Because monopolies and other exclusive rights could restrict or distort international trade and hinder development, national governments have entered a number of international agreements to protect within their territories on a reciprocal basis the intellectual assets of each others’ nationals and residents.

TRIPS
Probably the most important of those agreements is Annex 1c to the Marrakesh Agreement Establishing the World Trade Organization which is better known as TRIPS.   TRIPS sets minimum standards of protection for the works of art and literature, trade marks, geographical indications, industrial designs, patents, semiconductor topographies and  undisclosed information of nationals and residents of parties to the WTO agreement,    Since nearly all industrial countries are members of the World Trade Organization (“WTO”) and since membership of the WTO is conditional upon adherence to TRIPS it can accurately be said that access to the richest markets in the world is contingent on protecting intellectual assets. More

Core Conventions
TRIPS also requires contracting parties to comply with arts 1 to 12 and art 19 of the Paris Convention for the Protection of Industrial Property (“Paris Convention”), arts 1 to 21 and the Appendix to the Berne Convention for the Protection of Literary and Artistic Works (“Berne Convention”), and arts 2 to 7 and arts 12 and 16 of the Washington Treaty on Intellectual Property in Respect of Integrated Circuits.   The other core convention is the Rome Convention for the Protection of Performers, Producers of Phonograms and Broadcasting Organizations (“Rome Convention”).

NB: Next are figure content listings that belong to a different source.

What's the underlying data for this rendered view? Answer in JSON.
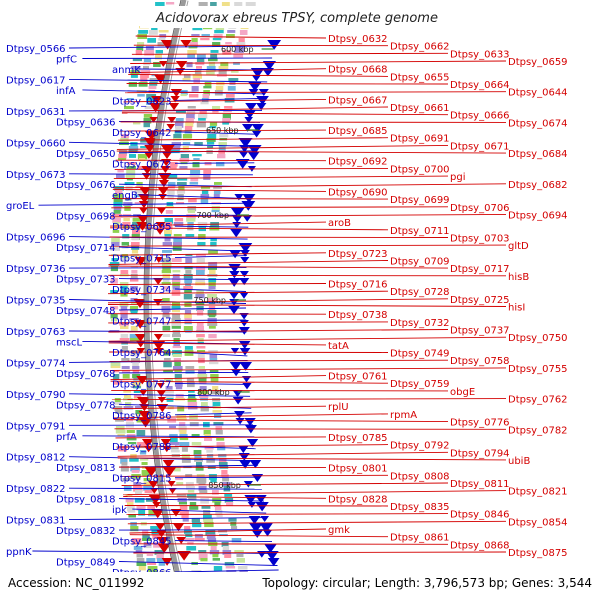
{
  "title": "Acidovorax ebreus TPSY, complete genome",
  "accession": "Accession: NC_011992",
  "summary": "Topology: circular; Length: 3,796,573 bp; Genes: 3,544",
  "ticks": [
    "600 kbp",
    "650 kbp",
    "700 kbp",
    "750 kbp",
    "800 kbp",
    "850 kbp"
  ],
  "colors": {
    "left": "#0000cc",
    "right": "#d40000",
    "backbone": "#9a9a9a",
    "tick": "#2e8b2e"
  },
  "left_labels": [
    "Dtpsy_0566",
    "prfC",
    "anmK",
    "Dtpsy_0617",
    "infA",
    "Dtpsy_0623",
    "Dtpsy_0631",
    "Dtpsy_0636",
    "Dtpsy_0642",
    "Dtpsy_0660",
    "Dtpsy_0650",
    "Dtpsy_0672",
    "Dtpsy_0673",
    "Dtpsy_0676",
    "engB",
    "groEL",
    "Dtpsy_0698",
    "Dtpsy_0695",
    "Dtpsy_0696",
    "Dtpsy_0714",
    "Dtpsy_0715",
    "Dtpsy_0736",
    "Dtpsy_0733",
    "Dtpsy_0734",
    "Dtpsy_0735",
    "Dtpsy_0748",
    "Dtpsy_0747",
    "Dtpsy_0763",
    "mscL",
    "Dtpsy_0764",
    "Dtpsy_0774",
    "Dtpsy_0768",
    "Dtpsy_0777",
    "Dtpsy_0790",
    "Dtpsy_0778",
    "Dtpsy_0786",
    "Dtpsy_0791",
    "prfA",
    "Dtpsy_0788",
    "Dtpsy_0812",
    "Dtpsy_0813",
    "Dtpsy_0815",
    "Dtpsy_0822",
    "Dtpsy_0818",
    "ipk",
    "Dtpsy_0831",
    "Dtpsy_0832",
    "Dtpsy_0845",
    "ppnK",
    "Dtpsy_0849",
    "Dtpsy_0866"
  ],
  "right_labels": [
    "Dtpsy_0632",
    "Dtpsy_0662",
    "Dtpsy_0633",
    "Dtpsy_0659",
    "Dtpsy_0668",
    "Dtpsy_0655",
    "Dtpsy_0664",
    "Dtpsy_0644",
    "Dtpsy_0667",
    "Dtpsy_0661",
    "Dtpsy_0666",
    "Dtpsy_0674",
    "Dtpsy_0685",
    "Dtpsy_0691",
    "Dtpsy_0671",
    "Dtpsy_0684",
    "Dtpsy_0692",
    "Dtpsy_0700",
    "pgi",
    "Dtpsy_0682",
    "Dtpsy_0690",
    "Dtpsy_0699",
    "Dtpsy_0706",
    "Dtpsy_0694",
    "aroB",
    "Dtpsy_0711",
    "Dtpsy_0703",
    "gltD",
    "Dtpsy_0723",
    "Dtpsy_0709",
    "Dtpsy_0717",
    "hisB",
    "Dtpsy_0716",
    "Dtpsy_0728",
    "Dtpsy_0725",
    "hisI",
    "Dtpsy_0738",
    "Dtpsy_0732",
    "Dtpsy_0737",
    "Dtpsy_0750",
    "tatA",
    "Dtpsy_0749",
    "Dtpsy_0758",
    "Dtpsy_0755",
    "Dtpsy_0761",
    "Dtpsy_0759",
    "obgE",
    "Dtpsy_0762",
    "rplU",
    "rpmA",
    "Dtpsy_0776",
    "Dtpsy_0782",
    "Dtpsy_0785",
    "Dtpsy_0792",
    "Dtpsy_0794",
    "ubiB",
    "Dtpsy_0801",
    "Dtpsy_0808",
    "Dtpsy_0811",
    "Dtpsy_0821",
    "Dtpsy_0828",
    "Dtpsy_0835",
    "Dtpsy_0846",
    "Dtpsy_0854",
    "gmk",
    "Dtpsy_0861",
    "Dtpsy_0868",
    "Dtpsy_0875"
  ]
}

Patent Co-operation Treaty
The Paris Convention requires each contracting party to allow applicants for patents, trade marks or industrial designs in other contracting parties priority over other applicants for the registration of the intellectual property right in its territories.   In the case of a patent, the period of priority is 12 months from the date of the applicant’s first application.   In the case of a trade mark or industrial design it is 6 months from the date of the first application.    Before the Patent Co-operation Treaty (“PCT”) came into force, applicants for patents had to apply simultaneously to every patent office for the territory for which a corresponding patent was required within the 12 months period of priority.   That, of course, was both expensive and inconvenient.    Art 3 (1) of the PCT allows applicants to make a single application (known as an “international application”) to all of the contracting parties to the treaty.   The application is received by a designated receiving office which arranges for a search of the prior art and an opinion as to whether the invention is patentable.     These are known as the “international search” and the “international search report” respectively.    If after considering the international search and opinion the applicant wishes to proceed the application is forwarded to the patent offices of the territories for which the applicant seeks patent protection.    Each national patent office then considers the application for compliance with its own laws.

Madrid and Hague
The Madrid Protocol and Hague Agreement make similar provision  for multiple trade mark and design registrations.